To accomplish this, follow the steps:

  1. Standard - It includes standard Cloud Billing account cost and usage details, such as account ID, invoice date, services, SKUs, projects, labels, locations, costs, usage, credits, adjustments, and currency.
  2. Detailed - It contains comprehensive Cloud Billing account cost and usage information. This includes all standard usage cost data, plus detailed resource-level information, such as costs associated with specific virtual machines or SSDs generating service usage.
  3. Pricing - Contains Cloud Billing account pricing details, including account ID, services, SKUs, products, geographic metadata, pricing units, currency, aggregation methods, and pricing tiers.

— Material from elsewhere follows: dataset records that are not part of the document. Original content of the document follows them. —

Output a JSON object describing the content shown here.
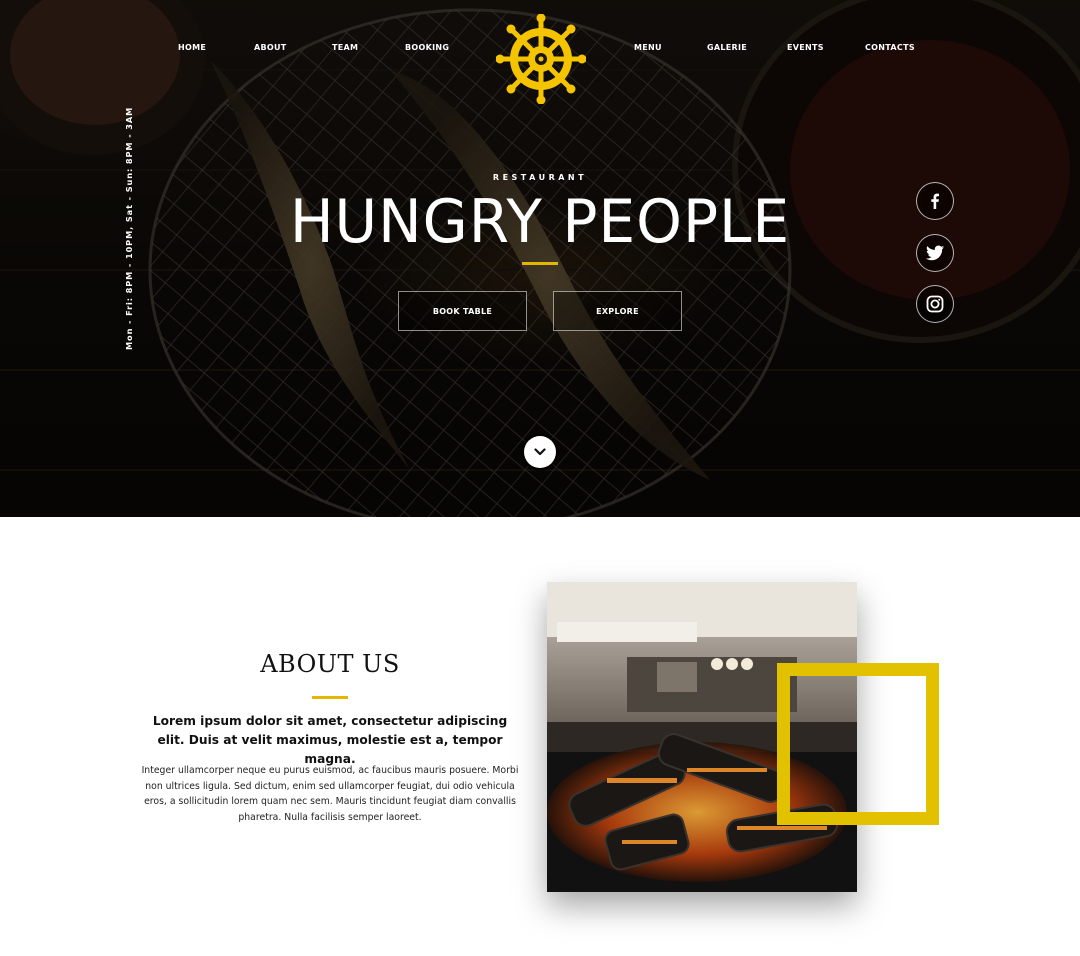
{
  "nav": {
    "left": [
      {
        "label": "HOME"
      },
      {
        "label": "ABOUT"
      },
      {
        "label": "TEAM"
      },
      {
        "label": "BOOKING"
      }
    ],
    "right": [
      {
        "label": "MENU"
      },
      {
        "label": "GALERIE"
      },
      {
        "label": "EVENTS"
      },
      {
        "label": "CONTACTS"
      }
    ]
  },
  "hero": {
    "opening_hours": "Mon - Fri: 8PM - 10PM, Sat - Sun: 8PM - 3AM",
    "eyebrow": "RESTAURANT",
    "title": "HUNGRY PEOPLE",
    "buttons": {
      "book": "BOOK TABLE",
      "explore": "EXPLORE"
    },
    "social": [
      "facebook-icon",
      "twitter-icon",
      "instagram-icon"
    ]
  },
  "about": {
    "title": "ABOUT US",
    "lead": "Lorem ipsum dolor sit amet, consectetur adipiscing elit. Duis at velit maximus, molestie est a, tempor magna.",
    "body": "Integer ullamcorper neque eu purus euismod, ac faucibus mauris posuere. Morbi non ultrices ligula. Sed dictum, enim sed ullamcorper feugiat, dui odio vehicula eros, a sollicitudin lorem quam nec sem. Mauris tincidunt feugiat diam convallis pharetra. Nulla facilisis semper laoreet."
  },
  "colors": {
    "accent": "#e2b700",
    "frame": "#e2c100",
    "hero_bg": "#0e0b08",
    "text_dark": "#111111"
  }
}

Note: Once you enable Cloud Billing export to BigQuery, billing data tables are automatically created within your BigQuery dataset. Be sure to consider the data load frequency and manage permissions carefully across Cloud Billing, BigQuery, and Composer.

Below are the options:

Option 1: Create a view table on BigQuery specifically for Dataproc Cost Resource based on the exported data, then establish a connection between your Looker and the BigQuery dataset:

CREATE OR REPLACE VIEW project_name.dataset_name.table_name AS(
SELECT usage_start_time,cost /** select all columns or select only the columns that are needed on your view table to optimize the query**/
FROM
    `project_name.dataset_name.table_name`
WHERE
    service.description LIKE '%Dataproc)c%' /*This is a condition to select only Dataproc resources.*/

Terms used:

  • project_name: The name of the project you’re working on.
  • dataset_name: The name of your dataset.
  • table_name: The name of your table view.

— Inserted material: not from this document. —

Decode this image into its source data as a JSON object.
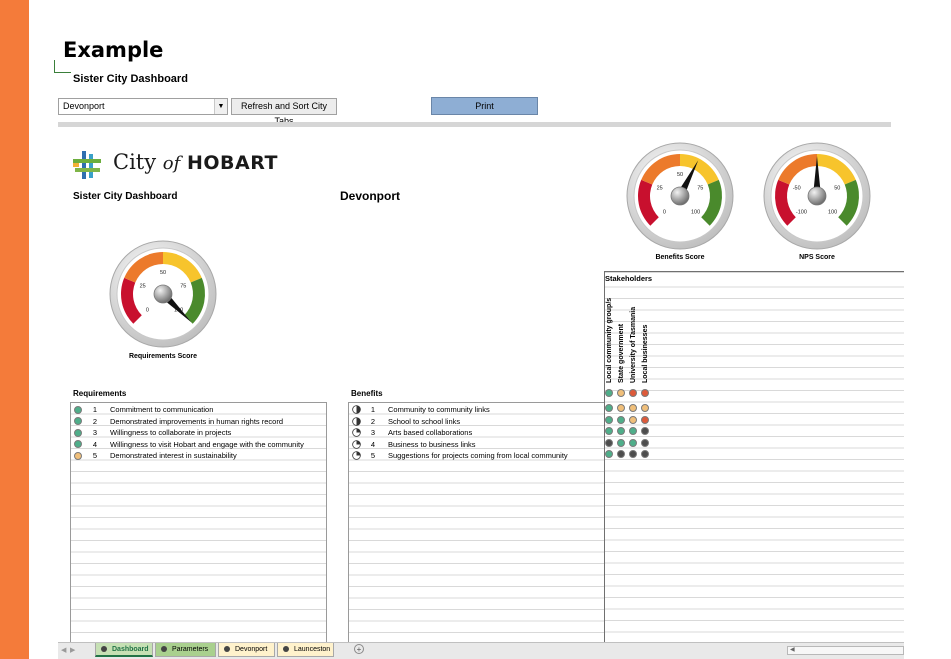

Option 2: You can calculate costs directly within an Airflow DAG without needing to create a view table. Below is an example code snippet. Once the table is created, you can establish a connection with Looker.

# import statements
from datetime import datetime, timedelta
from airflow import DAG
from airflow.operators.dummy import DummyOperator
from airflow.contrib.operators.bigquery_operator import BigQueryOperator

#set your arguments
default_args = {
   'depends_on_past': False, #default to false
   'start_date': #set_date,
   'retries': 1,
   'retry_delay': timedelta(minutes=5)
   #add arguments based on your needs
}

with DAG(dag_id='dataproc_cost_calculation', #name of your DAG
   default_args=default_args,
   schedule_interval=timedelta(days=1),  # Run daily
   catchup=False
) as dag:

# Dummy start task
   start = DummyOperator(
       task_id='start',
       dag=dag,
   )

# BigQuery task, operator
   calculate_dataproc_cost = BigQueryOperator(
       task_id='calculate_dataproc_cost',
       use_legacy_sql=False,  # Use standard SQL
       sql='''
           #Insert your SQL for dataproc cost
       ''',
        write_disposition='WRITE_TRUNCATE',
   )

# Dummy end task
   end = DummyOperator(
       task_id='end',
       dag=dag,
   )

# dependency ()
start >> calculate_dataproc_cost >> end

To connect your dataset to Looker, refer to this documentation. If you’re using Looker Studio, please consult this documentation instead.

I hope the above information is helpful.

Hi @caryna ,

Thanks for the answer.

How can i calculate the cost of serverless cluster and ephemeral cluster from cloudaudit_googleapis_com_activity log table ?

What factors consider to calculate the cost of serverless cluster ? Do we need to include the compute cost along with DCU cost?